I have mentioned in several of my previous blog posts that our unique perspective impacts us deeply. Our vantage point and context for living inform us in ways that we often only understand in hindsight.
Many writers today talk about globalization and the shrinking of our world. I have had the privilege of watching many of these changes unfold from a front row seat. For the first fifteen years of my life, I lived primarily outside the United States. As an adult, I have traveled to countries as varied as Liberia, Thailand and Azerbaijan. Each place has shaped me and my view of the world.
As a boy growing up in Trinidad, I fondly remember our family reading letters from my grandparents that took three week to arrive. Now, that same kind of communication with my brother, who lives in Panama, takes place instantaneously via Skype. There is no question that this ability to connect immediately with people in almost any corner of the world has radically changed the way we live. How ironic it was to discover that cell phone coverage and internet access existed in Liberia in 2008 (when I last visited) when public running water and electricity did not.
It is no wonder then that the encroachment of the gospel in written form via the Bible and evangelical Christian books is so strongly resisted in certain parts of the world today. We used to refer to certain countries in the Soviet Union and other communist nations as closed countries. Today, with the exception of North Korea, the concept of a closed country does not make much sense in spite of the attempts of some to block access to parts of the internet. The ability for the gospel to reach into these distant places is greater than ever.
Despite this, or maybe because of it, there is great pressure on the ground to ban Christian books or filter Christian content in some countries. While Christian radio and the internet are making incredible impacts in places where missionaries are not allowed, they are not sufficient. A local presence or place where people can come and ask questions, get Christian resources and find a physical Bible is more important than ever. This is especially true in nations where they proclaim religious freedom, but do not practice it in reality.
With all of this information about Christianity widely available, people have lots of new questions and need someone to help them understand what they are hearing and reading – in some cases for the first time. We live in a world where there are many people just like the Ethiopian eunuch in the Bible waiting to find their Philip so that they can make sense of who Jesus is and why God loves them.
I have the joy of working with brave people all over the world who open the doors to CLC Christian resource centers every day and step into this breach. Many of these folks work in places once considered closed to the gospel and that are still hostile to Christianity. They recommend good books, provide Bibles, pray with people and answer questions of eternal import.
Occasionally, I am asked if organizations like CLC, Wycliffe and others are needed in this age of instant access to communication and information. Having been on the front row of globalization for a while now, I can say with confidence that it makes a world of difference if a local Christian resource center exists or not.

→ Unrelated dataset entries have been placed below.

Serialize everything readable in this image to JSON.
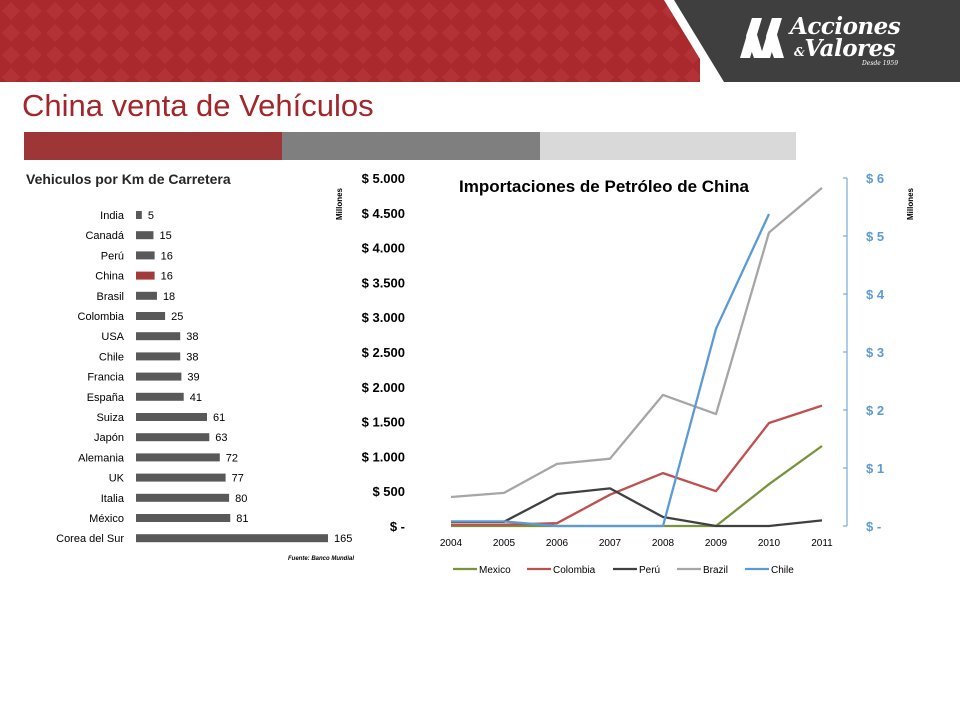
{
  "header": {
    "logo_line1": "Acciones",
    "logo_line2": "Valores",
    "logo_amp": "&",
    "logo_since": "Desde 1959",
    "title": "China venta de Vehículos"
  },
  "colors": {
    "brand_red": "#a3262a",
    "strip_red": "#9e3637",
    "strip_gray": "#7f7f7f",
    "strip_light": "#d9d9d9",
    "bar_gray": "#595959",
    "bar_highlight": "#a33a3a"
  },
  "chart_data": [
    {
      "type": "bar",
      "title": "Vehiculos por Km de Carretera",
      "orientation": "horizontal",
      "categories": [
        "India",
        "Canadá",
        "Perú",
        "China",
        "Brasil",
        "Colombia",
        "USA",
        "Chile",
        "Francia",
        "España",
        "Suiza",
        "Japón",
        "Alemania",
        "UK",
        "Italia",
        "México",
        "Corea del Sur"
      ],
      "values": [
        5,
        15,
        16,
        16,
        18,
        25,
        38,
        38,
        39,
        41,
        61,
        63,
        72,
        77,
        80,
        81,
        165
      ],
      "highlight": "China",
      "source": "Fuente: Banco Mundial",
      "grid": false
    },
    {
      "type": "line",
      "title": "Importaciones de Petróleo de China",
      "x": [
        "2004",
        "2005",
        "2006",
        "2007",
        "2008",
        "2009",
        "2010",
        "2011"
      ],
      "series": [
        {
          "name": "Mexico",
          "color": "#77933c",
          "axis": "left",
          "values": [
            0,
            0,
            0,
            0,
            0,
            0,
            600,
            1150
          ]
        },
        {
          "name": "Colombia",
          "color": "#c0504d",
          "axis": "left",
          "values": [
            20,
            20,
            40,
            450,
            760,
            500,
            1480,
            1730
          ]
        },
        {
          "name": "Perú",
          "color": "#404040",
          "axis": "left",
          "values": [
            60,
            60,
            460,
            540,
            130,
            0,
            0,
            80
          ]
        },
        {
          "name": "Brazil",
          "color": "#a6a6a6",
          "axis": "right",
          "values": [
            0.5,
            0.57,
            1.07,
            1.16,
            2.26,
            1.93,
            5.06,
            5.83
          ]
        },
        {
          "name": "Chile",
          "color": "#5b9bd5",
          "axis": "right",
          "values": [
            0.08,
            0.08,
            0,
            0,
            0,
            3.4,
            5.38,
            null
          ]
        }
      ],
      "y_left": {
        "label": "Millones",
        "ylim": [
          0,
          5000
        ],
        "ticks": [
          "$ 5.000",
          "$ 4.500",
          "$ 4.000",
          "$ 3.500",
          "$ 3.000",
          "$ 2.500",
          "$ 2.000",
          "$ 1.500",
          "$ 1.000",
          "$ 500",
          "$ -"
        ]
      },
      "y_right": {
        "label": "Millones",
        "ylim": [
          0,
          6
        ],
        "ticks": [
          "$ 6",
          "$ 5",
          "$ 4",
          "$ 3",
          "$ 2",
          "$ 1",
          "$ -"
        ]
      },
      "legend_position": "bottom",
      "grid": false
    }
  ]
}
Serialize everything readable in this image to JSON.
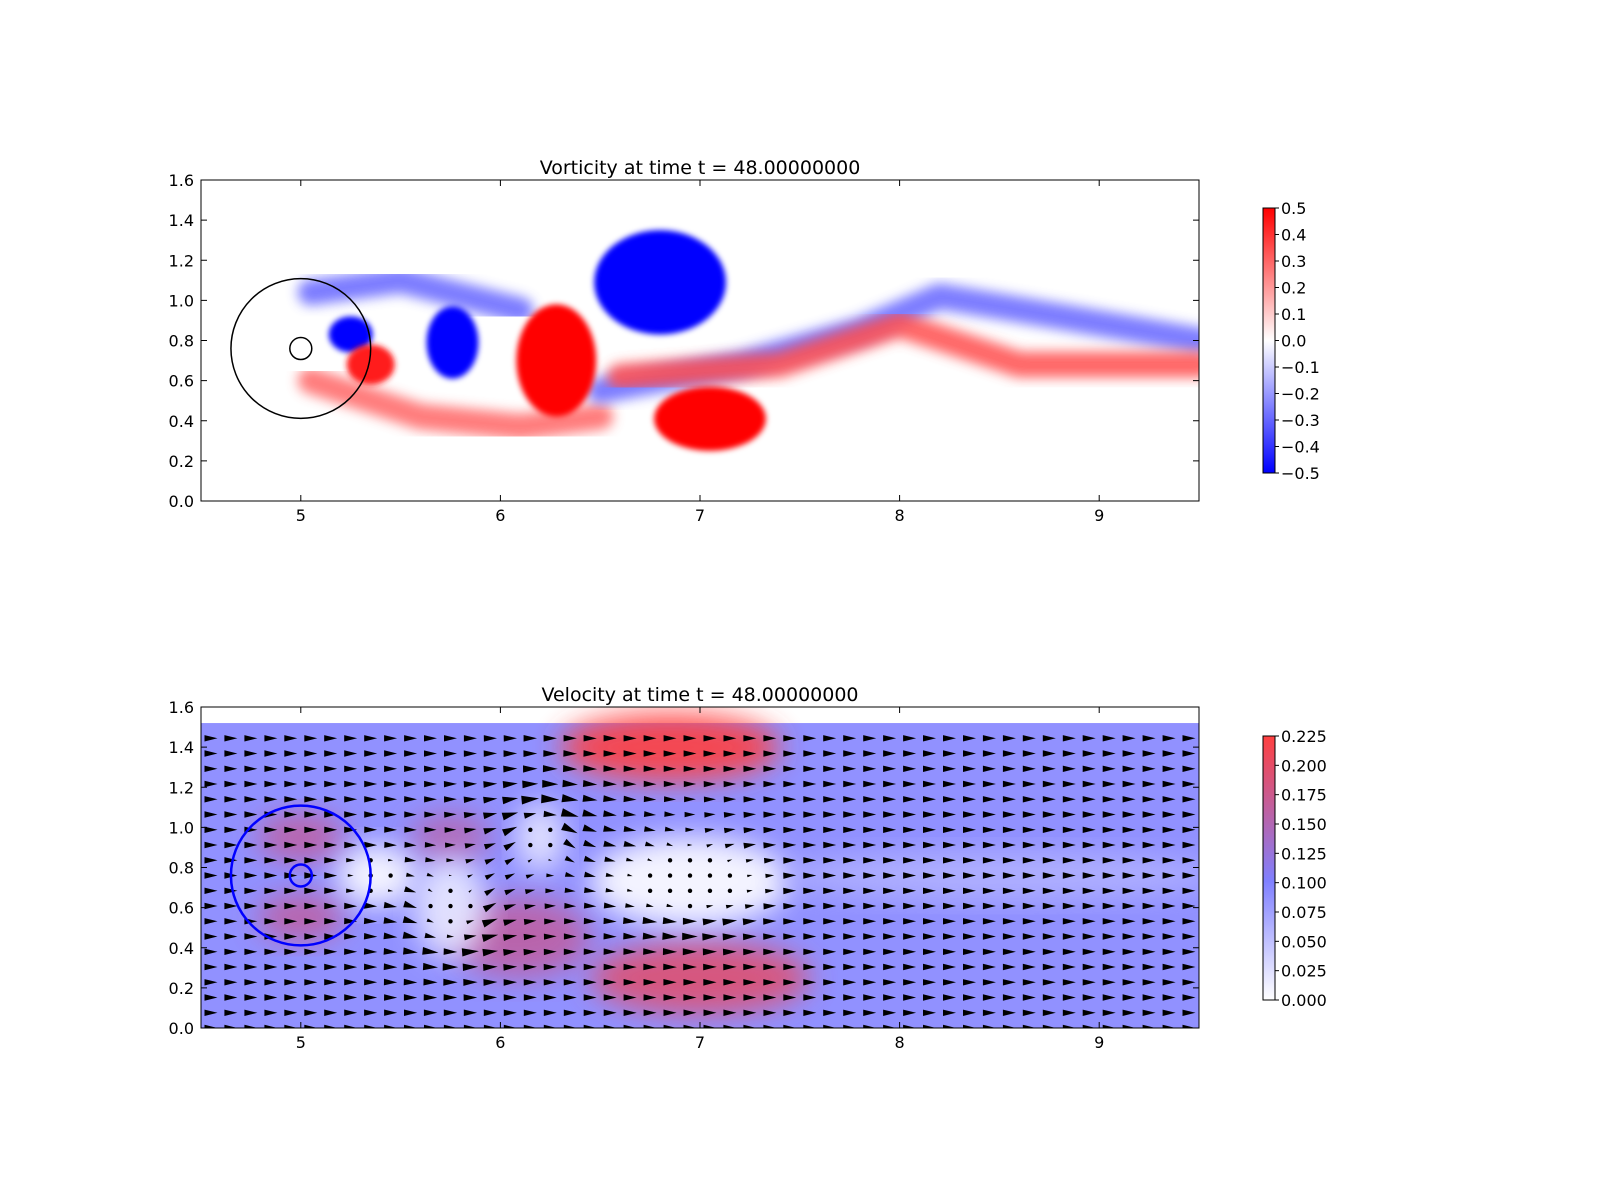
{
  "chart_data": [
    {
      "type": "heatmap",
      "title": "Vorticity at time t =    48.00000000",
      "xlim": [
        4.5,
        9.5
      ],
      "ylim": [
        0.0,
        1.6
      ],
      "x_ticks": [
        "5",
        "6",
        "7",
        "8",
        "9"
      ],
      "y_ticks": [
        "0.0",
        "0.2",
        "0.4",
        "0.6",
        "0.8",
        "1.0",
        "1.2",
        "1.4",
        "1.6"
      ],
      "colorbar": {
        "min": -0.5,
        "max": 0.5,
        "ticks": [
          "0.5",
          "0.4",
          "0.3",
          "0.2",
          "0.1",
          "0.0",
          "−0.1",
          "−0.2",
          "−0.3",
          "−0.4",
          "−0.5"
        ],
        "colors": [
          "#0000ff",
          "#ffffff",
          "#ff0000"
        ]
      },
      "vortices": [
        {
          "x": 5.25,
          "y": 0.83,
          "rx": 0.11,
          "ry": 0.09,
          "value": -0.5
        },
        {
          "x": 5.35,
          "y": 0.68,
          "rx": 0.12,
          "ry": 0.1,
          "value": 0.45
        },
        {
          "x": 5.76,
          "y": 0.79,
          "rx": 0.13,
          "ry": 0.18,
          "value": -0.5
        },
        {
          "x": 6.28,
          "y": 0.7,
          "rx": 0.2,
          "ry": 0.28,
          "value": 0.5
        },
        {
          "x": 6.8,
          "y": 1.09,
          "rx": 0.33,
          "ry": 0.26,
          "value": -0.5
        },
        {
          "x": 7.05,
          "y": 0.41,
          "rx": 0.28,
          "ry": 0.16,
          "value": 0.5
        }
      ],
      "wake": [
        {
          "points": [
            [
              5.05,
              1.04
            ],
            [
              5.5,
              1.1
            ],
            [
              5.9,
              1.0
            ],
            [
              6.1,
              0.95
            ]
          ],
          "value": -0.3
        },
        {
          "points": [
            [
              5.05,
              0.6
            ],
            [
              5.6,
              0.42
            ],
            [
              6.1,
              0.37
            ],
            [
              6.5,
              0.42
            ]
          ],
          "value": 0.3
        },
        {
          "points": [
            [
              6.5,
              0.55
            ],
            [
              7.2,
              0.68
            ],
            [
              7.8,
              0.85
            ],
            [
              8.2,
              1.02
            ],
            [
              8.8,
              0.92
            ],
            [
              9.5,
              0.8
            ]
          ],
          "value": -0.3
        },
        {
          "points": [
            [
              6.6,
              0.62
            ],
            [
              7.4,
              0.68
            ],
            [
              8.0,
              0.88
            ],
            [
              8.6,
              0.68
            ],
            [
              9.5,
              0.68
            ]
          ],
          "value": 0.35
        }
      ],
      "markers": [
        {
          "type": "circle",
          "x": 5.0,
          "y": 0.76,
          "r": 0.35,
          "color": "#000000"
        },
        {
          "type": "circle",
          "x": 5.0,
          "y": 0.76,
          "r": 0.055,
          "color": "#000000"
        }
      ]
    },
    {
      "type": "heatmap",
      "title": "Velocity at time t =    48.00000000",
      "xlim": [
        4.5,
        9.5
      ],
      "ylim": [
        0.0,
        1.6
      ],
      "field_ylim": [
        0.0,
        1.52
      ],
      "x_ticks": [
        "5",
        "6",
        "7",
        "8",
        "9"
      ],
      "y_ticks": [
        "0.0",
        "0.2",
        "0.4",
        "0.6",
        "0.8",
        "1.0",
        "1.2",
        "1.4",
        "1.6"
      ],
      "colorbar": {
        "min": 0.0,
        "max": 0.23,
        "ticks": [
          "0.225",
          "0.200",
          "0.175",
          "0.150",
          "0.125",
          "0.100",
          "0.075",
          "0.050",
          "0.025",
          "0.000"
        ],
        "colors": [
          "#ffffff",
          "#8080ff",
          "#ff4040"
        ]
      },
      "background_speed": 0.1,
      "fast_regions": [
        {
          "x": 6.85,
          "y": 1.4,
          "rx": 0.55,
          "ry": 0.17,
          "value": 0.23
        },
        {
          "x": 7.0,
          "y": 0.25,
          "rx": 0.55,
          "ry": 0.18,
          "value": 0.2
        },
        {
          "x": 6.1,
          "y": 0.45,
          "rx": 0.35,
          "ry": 0.2,
          "value": 0.17
        },
        {
          "x": 5.0,
          "y": 0.95,
          "rx": 0.22,
          "ry": 0.12,
          "value": 0.17
        },
        {
          "x": 5.0,
          "y": 0.55,
          "rx": 0.22,
          "ry": 0.12,
          "value": 0.17
        },
        {
          "x": 5.75,
          "y": 0.95,
          "rx": 0.2,
          "ry": 0.12,
          "value": 0.16
        }
      ],
      "slow_regions": [
        {
          "x": 5.38,
          "y": 0.76,
          "rx": 0.2,
          "ry": 0.15,
          "value": 0.0
        },
        {
          "x": 5.75,
          "y": 0.6,
          "rx": 0.18,
          "ry": 0.25,
          "value": 0.02
        },
        {
          "x": 6.2,
          "y": 0.95,
          "rx": 0.12,
          "ry": 0.17,
          "value": 0.02
        },
        {
          "x": 6.95,
          "y": 0.73,
          "rx": 0.5,
          "ry": 0.22,
          "value": 0.0
        },
        {
          "x": 8.5,
          "y": 0.76,
          "rx": 1.1,
          "ry": 0.12,
          "value": 0.07
        }
      ],
      "vortex_centers": [
        [
          5.78,
          0.6
        ],
        [
          6.22,
          0.95
        ],
        [
          6.95,
          0.75
        ]
      ],
      "markers": [
        {
          "type": "circle",
          "x": 5.0,
          "y": 0.76,
          "r": 0.35,
          "color": "#0000ff"
        },
        {
          "type": "circle",
          "x": 5.0,
          "y": 0.76,
          "r": 0.055,
          "color": "#0000ff"
        }
      ]
    }
  ]
}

As I consider the future, it strikes me that this globalization has also produced a worldwide over-saturation of information and in many places a sense of communication overload. There is a growing skepticism of the status quo and a desire for truth and authenticity in people’s lives. The little CLC outposts in these distant lands provide the ideal place for conversations to take place about what all of this means – one book, one person and one transformed life at a time.